Memorial services were held in July in Michigan and Minnesota.
Chevrette grew up in Michigan. He was active in sports at Negaunee High School before a 1979 diving accident resulted in a spinal cord injury. He completed high school in Negaunee and also attended Northern Michigan University.
He went to Courage Center in Golden Valley for rehabilitation. He also took a computer course at Multi-Resource Centers in Minneapolis. He married Jan Folden in 1987; the couple later divorced.
Chevrette worked for several years at Deluxe Corporation, as a computer programmer. He led the company’s Corporate Diversity Council Communications Committee. He was also a member of the Employers’ Network, which was committed to hiring people with disabilities, and served on other groups.
Deluxe helped support a Minnesota disability travel guide Chevrette researched and wrote, as did a Judd Jacobson grant award in 2000.
The guide outlined the accessibility of lodging facilities, restaurants, parks, theaters, museums, art galleries, historical sites and places throughout the state. It included information on a range of features essential to making such places fully accessible, such as accessible parking spots, door widths, bathroom layouts, fire alarms and phones for people with hearing disabilities, Braille availability and other information.
The guide was inspired in 1999 when Chevrette was on his way to a restaurant in Minneapolis, and realized he didn’t have good information on accommodations there.
“There was a need for an in-depth resource for people with all kinds of handicaps mobility, visual, and hearing impairments,” said Chevrette in an interview.
The travel guide became a project of Access for All, an educational nonprofit organization Chevrette started to provide information on accessibility to persons with disabilities and older travelers.
He did interviews about disability travel and about the state fair. He wrote article for Access Press, including one on attending every single day of the fair.
Chevrette also worked as a coordinator of what was Disability Linkage Line and is now Disability Hub. He worked for Goodwill/Easter Seals in employment, which was also a longtime volunteer focus of his. Yet another employer was Opportunity Partner, where he put his IT skills to work.
Chevrette was an active volunteer. He served on and chaired the Access Press Board and what is now the Minnesota Council on Disability. He was very active with the Metropolitan Center for Independent Living. He served on the Big Brothers/Big Sisters board.
He was a mentor for elementary school-age children, and had a soft spot for children with disabilities.
He won several awards, including a national award from U.S. Sen. Bob Dole, the Jacobson award and the 1999 Phillips Award from Courage Center.
He enjoyed concerts and Gophers and Twins games.
Chevrette is survived by a sister, three brothers and their families, and many other relatives. His obituary in the Negaunee Mining Journal also paid tribute to the many personal care attendants who had made his life easier for the past 45 years.

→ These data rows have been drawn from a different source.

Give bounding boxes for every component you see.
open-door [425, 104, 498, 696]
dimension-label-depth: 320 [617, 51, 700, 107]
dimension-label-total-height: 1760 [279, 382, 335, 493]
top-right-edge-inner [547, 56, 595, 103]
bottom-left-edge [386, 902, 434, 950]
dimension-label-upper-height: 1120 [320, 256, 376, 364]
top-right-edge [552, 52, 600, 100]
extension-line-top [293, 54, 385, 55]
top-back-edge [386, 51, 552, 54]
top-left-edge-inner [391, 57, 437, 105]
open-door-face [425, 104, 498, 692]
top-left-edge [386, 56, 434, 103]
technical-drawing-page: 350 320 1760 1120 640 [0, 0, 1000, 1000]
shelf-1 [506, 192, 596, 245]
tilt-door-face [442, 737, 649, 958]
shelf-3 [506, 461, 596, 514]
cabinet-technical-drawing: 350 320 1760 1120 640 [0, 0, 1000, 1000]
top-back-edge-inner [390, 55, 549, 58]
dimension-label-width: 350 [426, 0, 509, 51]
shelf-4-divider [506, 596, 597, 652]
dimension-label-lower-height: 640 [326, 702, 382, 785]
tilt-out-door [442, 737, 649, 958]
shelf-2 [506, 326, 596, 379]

When asked what he thought the biggest obstacle for people with disabilities is, Chevrette said, “There are a lot of barriers you have to break down. If you can get people to know you rather than your disability, you’re breaking down the societal barrier of people’s attitudes toward persons with disabilities. Your life at any time can be difficult or easy; it’s a matter of how you adapt. You have to see the good in every situation.”